Similarly, Gunderman emphasizes the value of face-to-face interactions. “Make a commitment as a department to get every radiologist involved in a weekly or monthly conference.” When a chest radiologist conferences with medical oncologists and chest surgeons, he or she becomes part of a team and can see his or her role in patient care.
The Brown radiology department made a commitment to increase conference participation among radiologists. Although many were lukewarm initially, Cronan and department leaders held their ground. They made a case for participation by linking the initiative to the American College of Radiology’s Imaging 3.0 campaign, which strives to increase patient engagement, and curbing radiologists’ gnawing sense of isolation.
The reluctant radiologists quickly changed their tune about multidisciplinary conferences, says Cronan, and now want to chime in on every case. Plus, referring physicians have welcomed their participation and invited radiologists to additional conferences.
Another avenue for interaction and networking is grand rounds, which provides a way for radiologists to present their work, engage in clinical practice and communicate with other health professionals.
Gunderman also suggests radiology departments commit to regular patient interviews, which can provide an opportunity to improve patient care and motivate radiology staff when a patient describes how imaging impacted his or her treatment. “These can be powerful conversations and help radiologists appreciate the human implications of their work,” says Gunderman.
Like PACS, increased patient communication is a double-edge sword. It can temper radiologists’ sense of isolation, reduce the risk of burnout and tie in with organizational campaigns to increase radiologists’ visibility.
However, efficiency takes a hit. Cronan acknowledges his department is somewhat less efficient than it was prior to the reading room redesign and networking initiatives. But as healthcare edges away from fee-for-service reimbursement and toward value-based purchasing, these conversations provide substantial additional value. “Imaging is a critical part of the diagnostic workup and represents 8 to 10 percent of costs,” explains Cronan.

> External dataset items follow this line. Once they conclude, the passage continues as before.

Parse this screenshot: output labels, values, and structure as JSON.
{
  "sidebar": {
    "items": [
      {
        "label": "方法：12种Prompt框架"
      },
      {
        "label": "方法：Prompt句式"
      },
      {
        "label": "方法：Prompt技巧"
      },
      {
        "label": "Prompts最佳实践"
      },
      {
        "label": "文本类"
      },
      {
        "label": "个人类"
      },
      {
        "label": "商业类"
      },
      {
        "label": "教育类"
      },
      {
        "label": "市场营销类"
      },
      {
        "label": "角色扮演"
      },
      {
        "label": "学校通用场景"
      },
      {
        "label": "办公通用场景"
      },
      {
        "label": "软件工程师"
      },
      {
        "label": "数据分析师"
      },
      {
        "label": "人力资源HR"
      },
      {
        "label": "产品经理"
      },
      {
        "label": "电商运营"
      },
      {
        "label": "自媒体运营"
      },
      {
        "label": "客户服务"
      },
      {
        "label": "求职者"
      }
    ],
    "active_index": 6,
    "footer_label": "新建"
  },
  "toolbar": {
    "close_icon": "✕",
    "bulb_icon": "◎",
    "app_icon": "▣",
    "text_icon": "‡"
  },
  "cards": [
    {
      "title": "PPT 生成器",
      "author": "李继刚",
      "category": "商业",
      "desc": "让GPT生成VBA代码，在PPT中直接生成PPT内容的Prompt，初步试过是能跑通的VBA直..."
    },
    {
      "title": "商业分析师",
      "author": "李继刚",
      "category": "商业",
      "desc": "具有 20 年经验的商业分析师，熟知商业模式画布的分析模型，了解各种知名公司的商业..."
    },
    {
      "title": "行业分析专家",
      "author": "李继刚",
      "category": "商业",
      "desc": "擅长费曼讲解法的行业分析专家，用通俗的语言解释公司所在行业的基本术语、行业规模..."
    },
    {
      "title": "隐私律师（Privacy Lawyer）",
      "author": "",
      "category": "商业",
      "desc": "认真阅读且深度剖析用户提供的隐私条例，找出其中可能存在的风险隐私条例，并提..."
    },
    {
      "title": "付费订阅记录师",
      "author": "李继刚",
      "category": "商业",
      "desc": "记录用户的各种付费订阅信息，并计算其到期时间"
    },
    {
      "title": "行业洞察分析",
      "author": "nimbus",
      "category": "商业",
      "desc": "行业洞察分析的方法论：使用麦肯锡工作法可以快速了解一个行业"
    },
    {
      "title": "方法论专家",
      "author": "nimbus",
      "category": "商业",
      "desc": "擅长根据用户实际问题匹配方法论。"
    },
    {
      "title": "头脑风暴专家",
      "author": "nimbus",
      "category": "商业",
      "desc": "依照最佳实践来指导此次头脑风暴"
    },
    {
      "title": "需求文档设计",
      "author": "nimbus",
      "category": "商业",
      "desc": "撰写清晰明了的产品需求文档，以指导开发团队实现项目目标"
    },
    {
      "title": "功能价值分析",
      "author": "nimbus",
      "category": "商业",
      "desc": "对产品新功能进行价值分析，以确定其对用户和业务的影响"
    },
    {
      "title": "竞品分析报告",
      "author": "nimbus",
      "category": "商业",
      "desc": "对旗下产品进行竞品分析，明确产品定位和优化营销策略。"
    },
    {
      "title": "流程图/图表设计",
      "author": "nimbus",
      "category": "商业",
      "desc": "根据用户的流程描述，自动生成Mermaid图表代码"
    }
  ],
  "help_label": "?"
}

Bundled payments and capitation require radiologists to guide physicians to the right studies, which, in turn, hinges, on communication and networking.
“As we move forward, radiologists will not just be rewarded for generating a report, they’ll be rewarded for participating in patient care,” sums Cronan.
The rewards extend beyond the financial, as stronger connections with referring physicians and patients can help to inoculate radiologists against burnout. But these strategies are not a panacea; some radiologists will require additional remedies including counseling and training to address burnout. Keep your eyes open and offer solutions—to everyone’s benefit.